Ein weiteres Angebot der Drogenhilfe Schwaben ist der Streetwork-Kontaktladen KiZ in Augsburg. Er befindet sich in der Innenstadt und fungiert als Café, als Rückzugsraum und als Schutzort vor dem harten Alltag, den viele Drogenkonsument*innen in der Szene gewohnt sind. Julian berichtet, dass seine Kolleg*innen dort vor Ort als Ansprechpartner*innen zur Verfügung stehen und zum Beispiel beim Antrag von Arbeitslosengeld behilflich sind. Die Pandemie hat den Betrieb des Kontaktladens zeitweise lahmgelegt. Aufgrund der Beschränkungen musste er zwischenzeitlich schließen.
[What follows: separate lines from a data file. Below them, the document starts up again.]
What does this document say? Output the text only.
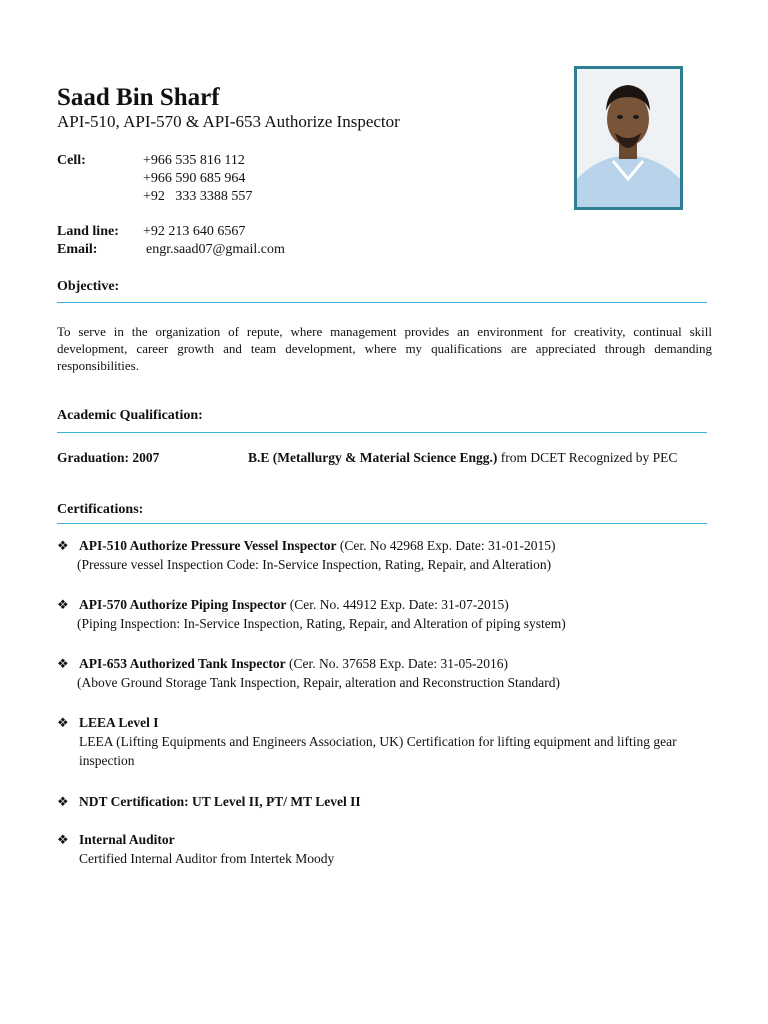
Saad Bin Sharf
API-510, API-570 & API-653 Authorize Inspector
Cell:	+966 535 816 112
+966 590 685 964
+92   333 3388 557
Land line: +92 213 640 6567
Email:	engr.saad07@gmail.com
Objective:
To serve in the organization of repute, where management provides an environment for creativity, continual skill development, career growth and team development, where my qualifications are appreciated through demanding responsibilities.
Academic Qualification:
Graduation: 2007	B.E (Metallurgy & Material Science Engg.) from DCET Recognized by PEC
Certifications:
❖ API-510 Authorize Pressure Vessel Inspector (Cer. No 42968 Exp. Date: 31-01-2015)
(Pressure vessel Inspection Code: In-Service Inspection, Rating, Repair, and Alteration)
❖ API-570 Authorize Piping Inspector (Cer. No. 44912 Exp. Date: 31-07-2015)
(Piping Inspection: In-Service Inspection, Rating, Repair, and Alteration of piping system)
❖ API-653 Authorized Tank Inspector (Cer. No. 37658 Exp. Date: 31-05-2016)
(Above Ground Storage Tank Inspection, Repair, alteration and Reconstruction Standard)
❖ LEEA Level I
LEEA (Lifting Equipments and Engineers Association, UK) Certification for lifting equipment and lifting gear inspection
❖ NDT Certification: UT Level II, PT/ MT Level II
❖ Internal Auditor
Certified Internal Auditor from Intertek Moody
Julian und seine Kolleg*innen mussten sich eine andere Lösung überlegen.
"Wir haben Essenspakete geschnürt […] und gekuckt, dass die Leute was zu essen haben und jemanden zu reden. Also Beratung und Spritzentausch haben wir aufrecht erhalten und haben uns um Verpflegung gekümmert, weil dieser Cafébetrieb unter den Umständen halt nicht möglich war." – Julian Meyer


Abenteuer und keine Langeweile

Als Streetworker ist Julian Berater, Vertrauensperson, medizinischer Helfer und wichtiger Ansprechpartner für Drogenkonsument*innen und/oder obdachlose Menschen. Außerdem hat er auch die Chance, auf der Straße mit Passanten zu sprechen, und kann versuchen, Verständnis für die Menschen hervorzurufen. Ein selbstbestimmter Job mit Verantwortung und Herausforderung. Julian ist gerne Streetworker.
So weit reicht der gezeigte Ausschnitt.